CN111966780A

CN111966780A - Retrospective queue selection method and device based on word vector modeling and information retrieval

Info

Publication number: CN111966780A
Application number: CN201910438020.XA
Authority: CN
Inventors: 王嫄; 孔娜; 张雪; 王栋; 赵婷婷; 王洁; 史艳翠
Original assignee: Tianjin University of Science and Technology
Current assignee: Tianjin University of Science and Technology
Priority date: 2019-05-20
Filing date: 2019-05-20
Publication date: 2020-11-20

Abstract

A retrospective queue selection method and device based on word vector modeling and information retrieval. Aiming at the problems of low recall rate, poor accuracy and incomplete retrieval information of a retrospective queue selection method, named entity identification is carried out by introducing a word clustering method during electronic health case information preprocessing, a processing method which is adopted conventionally and aims at negative words is improved, vector representations of different entities are obtained by utilizing skip-gram algorithm to learn embedding of medical concepts in electronic health cases, vector representations of patients are modeled, patient representations are learned from the medical concepts, concepts related to query are obtained by query expansion, and then the relation between each patient and a query vector is measured by utilizing cosine distances respectively, and the patients are sequenced and output according to the distances. The invention has reasonable design, and can effectively improve the accuracy of semantic matching and the recall rate of queue selection after improving the preprocessing method of the negative words.

Description

Retrospective queue selection method and device based on word vector modeling and information retrieval

Technical Field

The invention belongs to the field of intelligent search, relates to named entity identification, negative part processing, word embedding, query expansion and queue selection, and particularly relates to a retrospective queue selection method based on word vector modeling and information retrieval in the medical field environment.

Background

Electronic health case cohort selection is one type of information search, and electronic health case-based research provides countless opportunities for biomedical research and precision medicine. For this aspect of research, there is a need to enable reliable detection of patients with a particular disease or condition for cohort studies. However, it is not a trivial matter in an electronic case system to accurately identify patients with a particular disease due to limitations in input errors, coding bias, medical reporting bias, data availability, data structure, and accuracy of identification. Defining cases, disease groups by a single clinical concept (e.g., international statistical classification coding of diseases and related health problems) is often not sufficient to produce reliable results. In addition, the performance of these concepts in identifying different diseases varies greatly, and problems such as low recall rate, easy failure of semantic matching, incomplete search information, etc. are encountered when selecting a queue. The following efforts have been made to address these problems.

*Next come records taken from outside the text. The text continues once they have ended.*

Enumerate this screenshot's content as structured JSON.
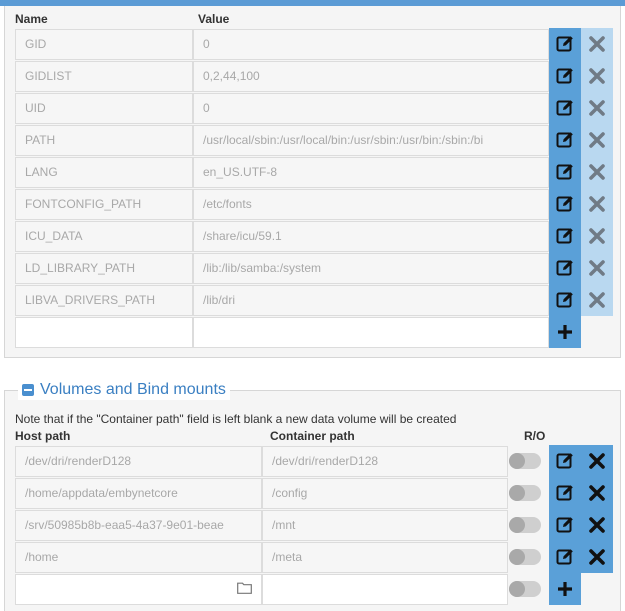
{
  "env": {
    "headers": {
      "name": "Name",
      "value": "Value"
    },
    "rows": [
      {
        "name": "GID",
        "value": "0"
      },
      {
        "name": "GIDLIST",
        "value": "0,2,44,100"
      },
      {
        "name": "UID",
        "value": "0"
      },
      {
        "name": "PATH",
        "value": "/usr/local/sbin:/usr/local/bin:/usr/sbin:/usr/bin:/sbin:/bi"
      },
      {
        "name": "LANG",
        "value": "en_US.UTF-8"
      },
      {
        "name": "FONTCONFIG_PATH",
        "value": "/etc/fonts"
      },
      {
        "name": "ICU_DATA",
        "value": "/share/icu/59.1"
      },
      {
        "name": "LD_LIBRARY_PATH",
        "value": "/lib:/lib/samba:/system"
      },
      {
        "name": "LIBVA_DRIVERS_PATH",
        "value": "/lib/dri"
      }
    ],
    "new_row": {
      "name": "",
      "value": ""
    }
  },
  "volumes": {
    "legend": "Volumes and Bind mounts",
    "note": "Note that if the \"Container path\" field is left blank a new data volume will be created",
    "headers": {
      "host": "Host path",
      "container": "Container path",
      "ro": "R/O"
    },
    "rows": [
      {
        "host": "/dev/dri/renderD128",
        "container": "/dev/dri/renderD128",
        "ro": false
      },
      {
        "host": "/home/appdata/embynetcore",
        "container": "/config",
        "ro": false
      },
      {
        "host": "/srv/50985b8b-eaa5-4a37-9e01-beae",
        "container": "/mnt",
        "ro": false
      },
      {
        "host": "/home",
        "container": "/meta",
        "ro": false
      }
    ],
    "new_row": {
      "host": "",
      "container": "",
      "ro": false
    }
  },
  "colors": {
    "accent": "#5aa0d8",
    "accent_light": "#b9d8f0",
    "legend": "#3a7fc2"
  },
  "icons": {
    "edit": "edit-icon",
    "delete": "delete-icon",
    "add": "add-icon",
    "folder": "folder-icon",
    "collapse": "collapse-icon"
  }
}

Firstly, a clustering technology is simply used for searching, and similar information is organized together to form a class according to a certain similarity measurement method. During retrieval, the similarity between the query vector and each class is calculated, those classes with similarity to the query vector above a certain threshold are selected, and then the similarity of the query vector to each vector in the classes is calculated, wherein the top R closest items are sorted back. Secondly, text semantic modeling is carried out, and LDA is the most classical text potential theme modeling method with the strongest interpretability. The method is a three-layer Bayes probability model, comprises three layers of structures of words, subjects and documents, is an unsupervised machine learning technology, can be used for identifying potential subject information in a large-scale document set or a corpus, and adopts a bag-of-words method, wherein each method is regarded as a word frequency vector, so that text information is converted into digital information easy to model. Topic modeling techniques have been used to map queries and documents into a potential space for the first time and then match them against it. In the data preprocessing of electronic health cases, the following steps are generally taken: firstly, the text content is subjected to word segmentation, and then stop words such as 'thus', 'normal', negative words and the like which have no use value in the text content are removed from the segmented result. Since the electronic health case is professional description of the health condition of the patient by the doctor, the extremely strong professional property and writing habits of the doctor need to be considered. One language feature that is evident in electronic health cases is the frequent application of negative words, for example, denial of a symptom can be expressed as: form of "none/not smelling and/repudiation/not describing/not accompanying + symptoms". If these frequently occurring negative words are not handled well, we will have fatal misleading to our search work. A common way to handle negative words is to use ConText6 to delete all negative parts from the medical record before indexing. However, directly deleting all negative parts greatly affects the precision and effectiveness of the retrieval.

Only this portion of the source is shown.